Truly a feast for the eyes and a bucket list must…especially during a “Super Bloom”!
Side Note** If you want to be more adventurous, have a vehicle capable of going “off-road”, and don’t want to pay the $10/vehicle entrance fee (even though it helps maintain the reserve’s trails, park road and restrooms), you can drive past the park entrance (westbound) on Lancaster Rd to 160 W Rd (go straight onto the dirt road instead of following Lancaster Rd on a 90 degree left turn). Be sure to stay to the right and between the barbed-wire fence line so as not to trespass onto private property. From here you will traverse 160 W for about a half mile till you come to a right turn, which is W AveF-8 road (also a dirt road).
From here you will be treated to a rich flowing sea of color, that pictures can not aptly capture nor words dutifully describe. Continue as you see fit. Make sure you have sufficient fuel (for you and your vehicle), as well as water. We had some cell service with Verizon, but don’t count on it to bail you out if you get yourself into trouble. Stay on the hard pack and go slow as there are some soft pockets and significant dips in the road.
We found this road similar to an abyss that draws you in deeper and deeper, enticing you continue on, to see if there is something even more spectacular around the next bend or over the next rolling hill. Be mindful of rattlesnakes if you veer off the beaten path and be sure to practice Leave No Trace (LNT) principles, and to NOT create new tracks with your vehicle.
The California poppy can also be viewed in great numbers as well, not too far from the Antelope Valley Reserve, on the Gorman Hills just off the I-5 freeway in the area commonly known as the “Grapevine”, and in super bloom years closer to my abode in Southern California (proper) at Walker Canyon near Lake Elsinore just off the I-15 (Walker Canyon Rd and Lake St.). I caught a glimpse of this super bloom en route to ref several water polo games in Riverside one fine Saturday morning in mid-March. Alas, no time to enjoy, or ability to snap a picture, whilst driving. Lucky for you there are many YouTube videos that have captured what I was not able to explore myself. Below is a link to get you started.
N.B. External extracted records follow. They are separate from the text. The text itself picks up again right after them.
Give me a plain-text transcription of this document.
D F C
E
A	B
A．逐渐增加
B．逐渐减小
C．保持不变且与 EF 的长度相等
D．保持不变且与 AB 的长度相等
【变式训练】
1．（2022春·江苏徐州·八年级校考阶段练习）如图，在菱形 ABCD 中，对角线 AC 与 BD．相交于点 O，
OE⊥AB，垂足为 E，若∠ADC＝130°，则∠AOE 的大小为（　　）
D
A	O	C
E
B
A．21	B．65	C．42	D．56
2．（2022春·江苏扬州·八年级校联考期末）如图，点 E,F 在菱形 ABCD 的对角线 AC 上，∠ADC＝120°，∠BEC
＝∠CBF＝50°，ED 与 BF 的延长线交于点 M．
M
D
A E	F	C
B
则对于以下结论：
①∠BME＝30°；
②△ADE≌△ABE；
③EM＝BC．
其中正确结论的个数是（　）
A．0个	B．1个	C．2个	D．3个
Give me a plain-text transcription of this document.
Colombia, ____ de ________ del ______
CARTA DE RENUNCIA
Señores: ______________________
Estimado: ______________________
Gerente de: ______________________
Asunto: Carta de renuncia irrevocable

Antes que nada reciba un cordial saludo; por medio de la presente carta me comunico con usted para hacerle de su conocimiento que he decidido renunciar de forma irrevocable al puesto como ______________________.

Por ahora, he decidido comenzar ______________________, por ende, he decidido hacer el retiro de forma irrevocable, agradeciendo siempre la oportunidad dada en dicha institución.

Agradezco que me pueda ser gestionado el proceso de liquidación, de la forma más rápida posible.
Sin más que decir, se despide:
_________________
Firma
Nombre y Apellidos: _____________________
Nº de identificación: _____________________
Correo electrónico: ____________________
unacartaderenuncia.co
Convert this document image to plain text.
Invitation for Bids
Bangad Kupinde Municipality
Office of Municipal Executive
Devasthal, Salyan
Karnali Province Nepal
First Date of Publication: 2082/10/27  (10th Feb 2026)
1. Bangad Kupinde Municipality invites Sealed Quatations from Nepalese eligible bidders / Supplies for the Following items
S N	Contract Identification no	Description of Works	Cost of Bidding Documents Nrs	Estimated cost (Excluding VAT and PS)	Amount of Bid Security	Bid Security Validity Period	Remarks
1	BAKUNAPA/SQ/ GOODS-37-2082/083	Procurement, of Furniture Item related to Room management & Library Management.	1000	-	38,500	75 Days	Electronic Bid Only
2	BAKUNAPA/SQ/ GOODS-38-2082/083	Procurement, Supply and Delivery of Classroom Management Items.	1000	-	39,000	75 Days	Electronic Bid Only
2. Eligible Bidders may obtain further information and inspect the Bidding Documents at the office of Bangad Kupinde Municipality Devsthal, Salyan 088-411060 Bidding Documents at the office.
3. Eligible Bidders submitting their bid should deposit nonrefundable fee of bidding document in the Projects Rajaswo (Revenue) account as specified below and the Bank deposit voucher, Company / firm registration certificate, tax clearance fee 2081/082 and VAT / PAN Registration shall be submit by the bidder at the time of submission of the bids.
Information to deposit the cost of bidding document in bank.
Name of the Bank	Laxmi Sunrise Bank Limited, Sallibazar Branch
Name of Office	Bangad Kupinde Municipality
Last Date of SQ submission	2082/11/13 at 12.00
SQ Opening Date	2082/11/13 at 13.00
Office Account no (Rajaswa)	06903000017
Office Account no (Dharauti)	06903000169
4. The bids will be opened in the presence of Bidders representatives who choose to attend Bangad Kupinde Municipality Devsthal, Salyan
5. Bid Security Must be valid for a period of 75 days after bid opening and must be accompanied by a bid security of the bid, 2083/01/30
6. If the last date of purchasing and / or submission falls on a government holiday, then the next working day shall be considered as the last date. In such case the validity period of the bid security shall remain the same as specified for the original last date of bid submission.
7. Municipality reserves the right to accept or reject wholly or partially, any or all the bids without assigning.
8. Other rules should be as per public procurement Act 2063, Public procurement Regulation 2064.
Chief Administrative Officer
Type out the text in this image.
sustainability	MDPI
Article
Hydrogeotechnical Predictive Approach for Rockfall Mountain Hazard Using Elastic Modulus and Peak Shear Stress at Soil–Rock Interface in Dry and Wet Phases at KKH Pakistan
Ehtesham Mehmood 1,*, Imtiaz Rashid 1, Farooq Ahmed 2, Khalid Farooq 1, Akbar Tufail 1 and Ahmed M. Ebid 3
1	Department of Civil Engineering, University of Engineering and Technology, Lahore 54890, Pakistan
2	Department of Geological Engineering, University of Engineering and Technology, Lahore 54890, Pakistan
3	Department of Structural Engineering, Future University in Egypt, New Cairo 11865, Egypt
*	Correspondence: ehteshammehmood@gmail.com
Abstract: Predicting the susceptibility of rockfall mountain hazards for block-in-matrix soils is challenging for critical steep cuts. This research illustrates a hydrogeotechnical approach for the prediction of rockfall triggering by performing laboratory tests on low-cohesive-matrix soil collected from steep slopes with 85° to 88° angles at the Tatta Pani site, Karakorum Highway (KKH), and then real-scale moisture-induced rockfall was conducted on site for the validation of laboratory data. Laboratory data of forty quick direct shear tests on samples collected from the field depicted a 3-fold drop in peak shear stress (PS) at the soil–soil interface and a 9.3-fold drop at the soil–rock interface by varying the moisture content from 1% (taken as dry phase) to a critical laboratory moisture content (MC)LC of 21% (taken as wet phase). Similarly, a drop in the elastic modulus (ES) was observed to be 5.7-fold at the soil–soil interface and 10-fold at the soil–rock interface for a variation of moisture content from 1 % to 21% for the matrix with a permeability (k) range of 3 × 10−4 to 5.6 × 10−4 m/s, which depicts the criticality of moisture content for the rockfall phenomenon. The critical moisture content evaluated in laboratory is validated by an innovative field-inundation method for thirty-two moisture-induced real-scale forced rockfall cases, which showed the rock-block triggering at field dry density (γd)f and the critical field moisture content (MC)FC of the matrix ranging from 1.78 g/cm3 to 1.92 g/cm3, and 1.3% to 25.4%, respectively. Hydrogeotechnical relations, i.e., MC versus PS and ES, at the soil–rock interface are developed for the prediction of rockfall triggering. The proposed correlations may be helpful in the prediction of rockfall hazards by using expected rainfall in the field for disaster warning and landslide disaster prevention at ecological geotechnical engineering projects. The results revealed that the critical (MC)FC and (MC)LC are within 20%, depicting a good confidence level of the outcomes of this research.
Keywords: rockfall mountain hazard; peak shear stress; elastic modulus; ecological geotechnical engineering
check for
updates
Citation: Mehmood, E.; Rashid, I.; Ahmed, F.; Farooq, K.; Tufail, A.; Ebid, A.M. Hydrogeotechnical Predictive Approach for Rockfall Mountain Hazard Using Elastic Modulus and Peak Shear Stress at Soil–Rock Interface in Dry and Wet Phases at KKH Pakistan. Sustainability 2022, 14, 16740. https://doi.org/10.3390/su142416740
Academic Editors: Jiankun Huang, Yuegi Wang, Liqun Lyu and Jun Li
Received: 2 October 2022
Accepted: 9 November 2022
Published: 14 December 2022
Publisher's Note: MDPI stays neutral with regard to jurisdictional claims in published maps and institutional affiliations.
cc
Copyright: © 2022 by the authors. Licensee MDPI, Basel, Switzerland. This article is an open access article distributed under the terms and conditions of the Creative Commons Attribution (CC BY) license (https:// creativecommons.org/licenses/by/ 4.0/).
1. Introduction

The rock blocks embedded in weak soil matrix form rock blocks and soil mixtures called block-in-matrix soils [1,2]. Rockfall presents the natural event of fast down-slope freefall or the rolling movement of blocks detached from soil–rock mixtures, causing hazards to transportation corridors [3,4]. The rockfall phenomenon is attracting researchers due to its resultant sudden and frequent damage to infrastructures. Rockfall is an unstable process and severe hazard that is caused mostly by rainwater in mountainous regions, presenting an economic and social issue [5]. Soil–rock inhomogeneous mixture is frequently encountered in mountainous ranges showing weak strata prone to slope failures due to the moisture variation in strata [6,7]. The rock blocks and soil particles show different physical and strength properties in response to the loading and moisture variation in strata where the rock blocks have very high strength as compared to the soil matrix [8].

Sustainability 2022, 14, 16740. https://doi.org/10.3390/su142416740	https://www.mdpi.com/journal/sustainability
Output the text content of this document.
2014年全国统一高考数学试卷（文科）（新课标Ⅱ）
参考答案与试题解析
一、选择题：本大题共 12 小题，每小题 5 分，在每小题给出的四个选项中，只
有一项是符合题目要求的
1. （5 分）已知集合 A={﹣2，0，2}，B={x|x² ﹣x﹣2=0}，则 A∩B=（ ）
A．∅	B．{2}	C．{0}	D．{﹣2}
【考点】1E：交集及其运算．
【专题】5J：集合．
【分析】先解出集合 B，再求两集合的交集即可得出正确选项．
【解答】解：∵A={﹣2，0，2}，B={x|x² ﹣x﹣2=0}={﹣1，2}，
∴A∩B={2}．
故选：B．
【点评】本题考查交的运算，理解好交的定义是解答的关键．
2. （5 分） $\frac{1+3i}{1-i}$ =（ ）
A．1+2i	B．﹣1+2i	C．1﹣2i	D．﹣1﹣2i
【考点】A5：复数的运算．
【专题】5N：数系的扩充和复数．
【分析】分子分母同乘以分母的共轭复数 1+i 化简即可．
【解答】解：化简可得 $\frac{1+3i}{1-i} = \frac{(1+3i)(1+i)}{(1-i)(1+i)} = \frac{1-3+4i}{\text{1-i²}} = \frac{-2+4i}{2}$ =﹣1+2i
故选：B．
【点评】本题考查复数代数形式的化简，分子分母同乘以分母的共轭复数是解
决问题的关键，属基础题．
I dare say however, that the Antelope Valley California Poppy Reserve is a much less strenuous trek to view, up close and personal, the poppies and their corresponding colossal cornucopia of color .
Fun Facts: (courtesy of the Internet)
- Native Americans in California valued the poppy as a food source and oil was extracted for medicinal purposes
- April 6th is “California Poppy Day”, and has been since 2010 (good thing we visited on the 5th)
- May 13-18th is “Poppy Week” (although I can’t figure why as they should be “gone” by then…maybe it’s a mourning period)
- The Poppy is also referred to as the “Flame flower” and/or “Copa de Oro (cup of gold)…entirely fitting.
- The California poppy was named the state flower March 2, 1903
- The California poppy species was discovered and named in 1816 by Naturalist Adelbert von Charisso who was aboard the Russian exploring ship, “Rurick” in honor of their ship’s surgeon, J.F. Eschscholtz (it seems that Eschscholzia californica sounded better than Eschscholtzia californica…notice the “t” was left out in the naming)
- Native to the Pacific slope of North America, the California poppy (Eschscholzia californica) can be found as far north as Oregon and extending south into Baja California
- The flowers of the poppy close each night and when it’s cloudy (hence the “tight” blooms when we arrived)
I expect the bloom’s life to extend for several more weeks (thanks to another bout of rain this weekend), in varying degrees of color. But don’t wait too long, or people will tell you…”Ya should have been here yesterday!”